GOLD PRICES sank 0.6% against the Dollar on Friday as the US reported stronger-than-expected jobs data for July.
New York’s stock markets opened the day lower as the Dollar rallied from its latest 31-month lows to the Euro and bond prices fell, pushing longer-term interest rates higher.
Non-farm payrolls expanded by 209,000 last month, the Bureau of Labor Statistics said
, beating analyst forecasts of 183,000 with June’s figure also revised higher.
Having recovered last week’s finish of $1269 on Friday morning, Dollar-priced gold dropped $7 immediately after today’s new US jobs data.

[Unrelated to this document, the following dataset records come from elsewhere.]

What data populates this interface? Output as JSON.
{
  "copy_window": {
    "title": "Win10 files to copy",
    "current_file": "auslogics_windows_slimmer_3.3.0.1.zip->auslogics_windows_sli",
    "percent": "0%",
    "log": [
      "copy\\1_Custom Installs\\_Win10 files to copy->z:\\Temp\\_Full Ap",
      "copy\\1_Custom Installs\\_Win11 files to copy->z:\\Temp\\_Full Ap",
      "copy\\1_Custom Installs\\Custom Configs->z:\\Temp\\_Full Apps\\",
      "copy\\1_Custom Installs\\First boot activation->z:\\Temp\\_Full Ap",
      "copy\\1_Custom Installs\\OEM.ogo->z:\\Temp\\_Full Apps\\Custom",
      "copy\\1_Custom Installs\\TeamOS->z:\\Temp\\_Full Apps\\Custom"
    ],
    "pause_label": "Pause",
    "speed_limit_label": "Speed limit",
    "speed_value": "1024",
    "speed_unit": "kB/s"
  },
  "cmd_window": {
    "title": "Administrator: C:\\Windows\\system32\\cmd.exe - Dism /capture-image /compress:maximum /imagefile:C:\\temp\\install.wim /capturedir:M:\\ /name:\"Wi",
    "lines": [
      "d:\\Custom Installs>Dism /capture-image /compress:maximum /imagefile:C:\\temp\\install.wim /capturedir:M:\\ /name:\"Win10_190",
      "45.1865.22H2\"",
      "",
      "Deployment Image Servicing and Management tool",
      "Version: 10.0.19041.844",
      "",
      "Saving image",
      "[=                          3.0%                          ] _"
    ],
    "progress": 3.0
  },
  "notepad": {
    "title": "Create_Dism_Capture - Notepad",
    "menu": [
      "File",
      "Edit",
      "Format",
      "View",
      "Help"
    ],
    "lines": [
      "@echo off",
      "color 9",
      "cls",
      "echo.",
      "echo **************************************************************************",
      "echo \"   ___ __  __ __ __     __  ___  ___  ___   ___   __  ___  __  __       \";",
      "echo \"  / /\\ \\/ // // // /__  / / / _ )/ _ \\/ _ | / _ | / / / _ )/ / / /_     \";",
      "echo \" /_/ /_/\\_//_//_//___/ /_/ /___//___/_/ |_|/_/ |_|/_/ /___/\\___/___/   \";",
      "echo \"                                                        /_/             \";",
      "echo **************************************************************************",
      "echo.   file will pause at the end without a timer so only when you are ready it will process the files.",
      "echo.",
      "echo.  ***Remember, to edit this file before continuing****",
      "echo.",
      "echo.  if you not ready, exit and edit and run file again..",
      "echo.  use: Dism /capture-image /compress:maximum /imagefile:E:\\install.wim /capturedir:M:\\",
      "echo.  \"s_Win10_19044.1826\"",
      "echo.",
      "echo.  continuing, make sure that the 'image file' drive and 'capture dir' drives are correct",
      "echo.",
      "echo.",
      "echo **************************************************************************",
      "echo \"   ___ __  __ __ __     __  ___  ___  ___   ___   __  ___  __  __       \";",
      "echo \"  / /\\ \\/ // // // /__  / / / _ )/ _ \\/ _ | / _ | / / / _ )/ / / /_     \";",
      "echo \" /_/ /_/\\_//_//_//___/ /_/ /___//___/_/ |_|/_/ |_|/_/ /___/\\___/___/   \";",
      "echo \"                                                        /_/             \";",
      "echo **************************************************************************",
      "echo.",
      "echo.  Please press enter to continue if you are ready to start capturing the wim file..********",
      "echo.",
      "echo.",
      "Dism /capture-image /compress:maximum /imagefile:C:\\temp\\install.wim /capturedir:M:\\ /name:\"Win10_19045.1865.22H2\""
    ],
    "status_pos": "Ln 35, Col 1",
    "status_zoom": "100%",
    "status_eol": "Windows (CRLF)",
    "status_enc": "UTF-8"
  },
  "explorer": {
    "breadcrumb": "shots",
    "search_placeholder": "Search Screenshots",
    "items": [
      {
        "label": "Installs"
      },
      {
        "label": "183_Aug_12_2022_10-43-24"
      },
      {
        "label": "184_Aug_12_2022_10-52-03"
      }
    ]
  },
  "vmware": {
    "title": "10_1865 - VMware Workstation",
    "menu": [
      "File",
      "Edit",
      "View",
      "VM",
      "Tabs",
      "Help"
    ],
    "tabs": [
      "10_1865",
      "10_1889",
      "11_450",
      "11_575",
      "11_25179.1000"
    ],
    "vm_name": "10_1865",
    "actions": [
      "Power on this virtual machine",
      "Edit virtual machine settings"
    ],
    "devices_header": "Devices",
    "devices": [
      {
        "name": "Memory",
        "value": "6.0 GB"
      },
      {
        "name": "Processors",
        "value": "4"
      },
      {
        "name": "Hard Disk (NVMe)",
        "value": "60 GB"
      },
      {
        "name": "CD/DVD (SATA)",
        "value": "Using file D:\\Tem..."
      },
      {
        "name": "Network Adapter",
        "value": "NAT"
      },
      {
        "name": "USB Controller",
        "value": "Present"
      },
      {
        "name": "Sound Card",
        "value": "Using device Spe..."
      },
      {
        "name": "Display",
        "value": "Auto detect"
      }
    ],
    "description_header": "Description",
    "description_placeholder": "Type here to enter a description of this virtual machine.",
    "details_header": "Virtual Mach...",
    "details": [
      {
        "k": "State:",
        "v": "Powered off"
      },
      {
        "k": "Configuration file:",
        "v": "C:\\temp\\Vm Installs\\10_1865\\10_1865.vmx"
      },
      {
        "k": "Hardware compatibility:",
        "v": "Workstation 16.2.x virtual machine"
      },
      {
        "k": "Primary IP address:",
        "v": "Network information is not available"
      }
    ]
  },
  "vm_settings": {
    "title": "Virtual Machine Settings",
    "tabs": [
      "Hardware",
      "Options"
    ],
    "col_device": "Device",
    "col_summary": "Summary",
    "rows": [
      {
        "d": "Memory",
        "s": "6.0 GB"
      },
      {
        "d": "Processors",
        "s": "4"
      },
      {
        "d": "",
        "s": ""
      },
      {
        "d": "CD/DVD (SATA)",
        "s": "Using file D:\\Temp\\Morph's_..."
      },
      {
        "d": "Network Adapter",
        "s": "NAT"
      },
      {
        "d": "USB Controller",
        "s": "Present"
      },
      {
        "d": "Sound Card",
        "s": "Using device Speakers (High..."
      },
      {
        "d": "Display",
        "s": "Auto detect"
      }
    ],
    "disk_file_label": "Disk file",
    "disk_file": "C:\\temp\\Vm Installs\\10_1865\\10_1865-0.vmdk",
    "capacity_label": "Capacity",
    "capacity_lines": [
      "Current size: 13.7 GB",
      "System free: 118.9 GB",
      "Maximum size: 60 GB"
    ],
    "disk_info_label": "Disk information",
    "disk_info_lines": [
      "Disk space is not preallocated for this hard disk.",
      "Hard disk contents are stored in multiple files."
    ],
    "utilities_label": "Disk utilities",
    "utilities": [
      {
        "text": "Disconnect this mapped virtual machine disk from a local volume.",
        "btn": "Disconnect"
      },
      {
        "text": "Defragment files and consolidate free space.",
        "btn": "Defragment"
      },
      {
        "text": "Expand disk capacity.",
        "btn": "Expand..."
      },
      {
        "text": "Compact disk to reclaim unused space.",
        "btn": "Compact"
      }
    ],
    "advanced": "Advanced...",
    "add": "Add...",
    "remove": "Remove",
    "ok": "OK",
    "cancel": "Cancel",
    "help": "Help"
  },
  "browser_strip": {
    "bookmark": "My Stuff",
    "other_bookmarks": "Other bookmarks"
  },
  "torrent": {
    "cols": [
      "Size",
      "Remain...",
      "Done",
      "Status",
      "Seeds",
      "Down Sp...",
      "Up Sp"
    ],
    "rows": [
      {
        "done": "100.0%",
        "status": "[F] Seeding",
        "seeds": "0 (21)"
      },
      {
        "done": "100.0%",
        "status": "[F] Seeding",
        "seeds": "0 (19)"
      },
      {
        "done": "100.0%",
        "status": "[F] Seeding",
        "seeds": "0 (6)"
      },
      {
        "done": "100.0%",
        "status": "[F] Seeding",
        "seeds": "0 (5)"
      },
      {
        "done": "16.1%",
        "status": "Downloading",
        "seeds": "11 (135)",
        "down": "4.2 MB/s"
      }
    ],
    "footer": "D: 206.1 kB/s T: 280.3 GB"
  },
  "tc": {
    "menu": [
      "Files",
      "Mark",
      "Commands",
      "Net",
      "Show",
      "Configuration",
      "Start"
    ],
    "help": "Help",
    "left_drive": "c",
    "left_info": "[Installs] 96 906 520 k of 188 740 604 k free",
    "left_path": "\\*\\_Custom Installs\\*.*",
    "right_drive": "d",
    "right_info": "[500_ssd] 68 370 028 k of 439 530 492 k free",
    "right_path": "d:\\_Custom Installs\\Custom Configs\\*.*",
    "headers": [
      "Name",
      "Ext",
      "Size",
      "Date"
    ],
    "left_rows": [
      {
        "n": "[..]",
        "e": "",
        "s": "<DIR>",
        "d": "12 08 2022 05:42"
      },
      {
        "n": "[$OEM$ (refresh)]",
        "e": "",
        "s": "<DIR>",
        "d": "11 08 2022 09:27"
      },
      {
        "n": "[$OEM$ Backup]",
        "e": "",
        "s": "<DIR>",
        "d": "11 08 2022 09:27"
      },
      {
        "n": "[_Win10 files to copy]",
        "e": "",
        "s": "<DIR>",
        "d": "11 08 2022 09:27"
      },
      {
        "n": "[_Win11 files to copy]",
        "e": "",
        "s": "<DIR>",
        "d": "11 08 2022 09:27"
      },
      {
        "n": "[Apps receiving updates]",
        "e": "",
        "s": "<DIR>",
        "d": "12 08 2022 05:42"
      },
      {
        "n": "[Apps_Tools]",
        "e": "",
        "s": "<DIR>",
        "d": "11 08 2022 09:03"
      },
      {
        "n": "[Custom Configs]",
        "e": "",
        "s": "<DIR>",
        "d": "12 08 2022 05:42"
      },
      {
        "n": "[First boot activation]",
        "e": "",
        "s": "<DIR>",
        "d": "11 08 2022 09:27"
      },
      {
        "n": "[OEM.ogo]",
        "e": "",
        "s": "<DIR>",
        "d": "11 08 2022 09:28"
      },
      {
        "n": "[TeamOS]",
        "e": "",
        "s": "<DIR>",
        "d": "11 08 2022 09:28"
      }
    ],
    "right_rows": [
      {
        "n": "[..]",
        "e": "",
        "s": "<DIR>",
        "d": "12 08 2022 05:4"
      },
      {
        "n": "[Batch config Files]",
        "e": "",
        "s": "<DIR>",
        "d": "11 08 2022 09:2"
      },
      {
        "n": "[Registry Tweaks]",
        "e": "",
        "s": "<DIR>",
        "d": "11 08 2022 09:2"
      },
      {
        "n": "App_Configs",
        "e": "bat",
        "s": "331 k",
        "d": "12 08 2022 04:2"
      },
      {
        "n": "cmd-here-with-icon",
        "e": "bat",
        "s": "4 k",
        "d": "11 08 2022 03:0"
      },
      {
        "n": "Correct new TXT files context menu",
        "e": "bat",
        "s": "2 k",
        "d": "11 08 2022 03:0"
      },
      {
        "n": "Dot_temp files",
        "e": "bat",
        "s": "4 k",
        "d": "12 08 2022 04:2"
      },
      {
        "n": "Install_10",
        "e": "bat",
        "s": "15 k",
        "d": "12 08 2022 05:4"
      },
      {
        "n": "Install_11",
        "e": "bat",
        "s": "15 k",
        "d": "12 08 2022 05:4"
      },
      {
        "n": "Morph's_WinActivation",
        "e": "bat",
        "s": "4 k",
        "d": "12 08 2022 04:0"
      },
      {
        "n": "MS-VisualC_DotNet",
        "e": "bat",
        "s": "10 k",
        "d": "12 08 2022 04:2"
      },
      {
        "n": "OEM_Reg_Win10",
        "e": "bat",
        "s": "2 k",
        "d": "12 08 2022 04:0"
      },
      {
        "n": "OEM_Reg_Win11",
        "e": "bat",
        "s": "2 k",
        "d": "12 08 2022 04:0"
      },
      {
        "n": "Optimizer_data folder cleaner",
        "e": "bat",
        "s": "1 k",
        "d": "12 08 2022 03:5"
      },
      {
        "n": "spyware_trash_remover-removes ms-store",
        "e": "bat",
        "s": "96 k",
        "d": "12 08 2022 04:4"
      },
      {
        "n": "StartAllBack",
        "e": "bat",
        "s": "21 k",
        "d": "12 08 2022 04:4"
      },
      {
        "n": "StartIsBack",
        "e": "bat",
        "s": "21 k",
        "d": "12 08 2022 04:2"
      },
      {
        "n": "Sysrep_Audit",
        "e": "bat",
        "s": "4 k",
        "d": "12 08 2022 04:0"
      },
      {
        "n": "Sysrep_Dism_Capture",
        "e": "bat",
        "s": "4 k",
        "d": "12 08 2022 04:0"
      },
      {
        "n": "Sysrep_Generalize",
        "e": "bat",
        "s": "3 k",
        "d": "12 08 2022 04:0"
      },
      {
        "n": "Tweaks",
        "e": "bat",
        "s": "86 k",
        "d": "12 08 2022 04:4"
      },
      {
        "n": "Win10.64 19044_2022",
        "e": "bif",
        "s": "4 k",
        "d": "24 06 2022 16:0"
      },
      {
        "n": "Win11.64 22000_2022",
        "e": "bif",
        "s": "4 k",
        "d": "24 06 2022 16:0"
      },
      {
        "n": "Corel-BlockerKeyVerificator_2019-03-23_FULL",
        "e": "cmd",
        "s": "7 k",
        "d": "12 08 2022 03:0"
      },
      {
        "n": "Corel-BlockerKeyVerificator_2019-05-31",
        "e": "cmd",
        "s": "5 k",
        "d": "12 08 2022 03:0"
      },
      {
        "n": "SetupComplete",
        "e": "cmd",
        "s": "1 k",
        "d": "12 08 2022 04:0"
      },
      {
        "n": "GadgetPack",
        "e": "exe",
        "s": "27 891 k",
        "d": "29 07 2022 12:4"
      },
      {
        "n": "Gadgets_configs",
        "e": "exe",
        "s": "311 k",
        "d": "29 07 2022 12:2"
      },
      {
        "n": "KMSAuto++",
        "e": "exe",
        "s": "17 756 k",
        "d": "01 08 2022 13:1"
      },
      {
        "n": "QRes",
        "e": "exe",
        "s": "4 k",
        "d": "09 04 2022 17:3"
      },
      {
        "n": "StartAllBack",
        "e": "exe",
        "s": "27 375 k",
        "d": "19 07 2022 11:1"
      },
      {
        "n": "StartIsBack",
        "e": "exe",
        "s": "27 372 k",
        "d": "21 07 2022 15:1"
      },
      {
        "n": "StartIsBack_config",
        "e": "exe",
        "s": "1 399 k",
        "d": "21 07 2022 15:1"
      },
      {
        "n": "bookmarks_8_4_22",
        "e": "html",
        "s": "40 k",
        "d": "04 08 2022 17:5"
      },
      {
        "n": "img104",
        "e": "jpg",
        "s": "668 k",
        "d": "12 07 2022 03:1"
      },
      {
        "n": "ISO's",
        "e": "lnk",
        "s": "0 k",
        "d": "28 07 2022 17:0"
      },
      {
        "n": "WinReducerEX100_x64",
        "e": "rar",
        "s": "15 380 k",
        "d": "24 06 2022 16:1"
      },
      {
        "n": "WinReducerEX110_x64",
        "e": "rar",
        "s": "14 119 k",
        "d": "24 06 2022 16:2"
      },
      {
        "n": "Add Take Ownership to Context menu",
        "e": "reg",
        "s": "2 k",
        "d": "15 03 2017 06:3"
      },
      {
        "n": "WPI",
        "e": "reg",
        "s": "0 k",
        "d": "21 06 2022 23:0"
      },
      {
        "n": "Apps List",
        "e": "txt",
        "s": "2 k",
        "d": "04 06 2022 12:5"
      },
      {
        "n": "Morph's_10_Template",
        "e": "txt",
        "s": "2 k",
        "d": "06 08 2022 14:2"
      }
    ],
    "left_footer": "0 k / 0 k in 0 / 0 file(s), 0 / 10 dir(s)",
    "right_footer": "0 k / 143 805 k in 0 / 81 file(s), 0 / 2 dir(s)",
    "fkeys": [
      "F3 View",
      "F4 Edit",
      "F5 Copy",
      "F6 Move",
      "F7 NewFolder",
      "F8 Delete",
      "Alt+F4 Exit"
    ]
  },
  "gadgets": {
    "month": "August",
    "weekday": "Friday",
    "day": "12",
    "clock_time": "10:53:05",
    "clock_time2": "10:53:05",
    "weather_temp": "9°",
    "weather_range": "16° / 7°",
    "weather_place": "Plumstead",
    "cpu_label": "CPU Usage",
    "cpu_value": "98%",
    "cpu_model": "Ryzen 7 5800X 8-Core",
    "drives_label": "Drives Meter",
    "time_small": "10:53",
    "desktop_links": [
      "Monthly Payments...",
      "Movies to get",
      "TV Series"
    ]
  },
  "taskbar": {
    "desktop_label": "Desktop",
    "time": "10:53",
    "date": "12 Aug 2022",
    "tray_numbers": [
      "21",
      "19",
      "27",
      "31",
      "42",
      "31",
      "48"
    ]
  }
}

Gold prices had previously risen 3.9% from 1 month before, the fastest rolling 1-month rate of gain since start-June’s peak at $1295 per ounce.
Across the 1-month period ending Thursday however, the world’s largest exchange-traded gold investment vehicle – the giant SPDR Gold Trust (NYSEArca:GLD) – shrank by 5.8%, the fastest drop in the number of shares in issue since New Year.
Outside the start of 2017, the only month of similar gold price gains to see heavier investor liquidation of the GLD ETF was the 1-month period ending 7 September 2011 – the day that gold prices began their drop
from all-time record highs above $1900 per ounce.
“Near term we would allow for some slippage to the $1250/30 zone ahead of further strength,” said this week’s technical analysis of gold prices from German financial services group Commerzbank.
“The market has eroded…the June high [at $1295]…and as a result implies a test of the [July] 2016-2017 downtrend at $1282 and a return to the top of [this year’s] range.
“Our longer term bias is bullish, but this will only be confirmed on a break and weekly close above $1295.”
Friday’s US jobs data also said the unemployment rate slipped to 4.3% last month, its lowest July reading since the year 2000. Annual wage growth held at June’s 2.5% rate.
“The private sector is approaching full employment
across the skill set spectrum,” Bloomberg quotes US brokerage Jefferies LLC’s chief economist Ward McCarthy.
After reporting second-quarter GDP up 2.6% per year after inflation last week, the Bureau of Economic Analysis meantime said the US trade deficit shrank in June to $43.6 billion, with exports rising as imports fell.
“The key determinant for direction [in gold prices] will likely fall to the USD,” said Friday’s trading note from Swiss refiners and finance group MKS Pamp.
“[The Dollar] currently sits on a number of key support levels in [index] terms as well as against the Euro and Yen.”
Despite the US currency trimming its week-on-week drop versus the Euro after today’s jobs data, Euro gold prices still headed Friday afternoon for a 1.3% weekly drop at €1065 per ounce.
Earlier Friday in China, Shanghai gold premiums rose earlier from yesterday’s 9-month low near $5 per ounce, rising to offer new importers $6.20 over London quotes – still one third below the typical incentive for bullion inflows to the world’s No.1 gold mining, importing and consumer nation.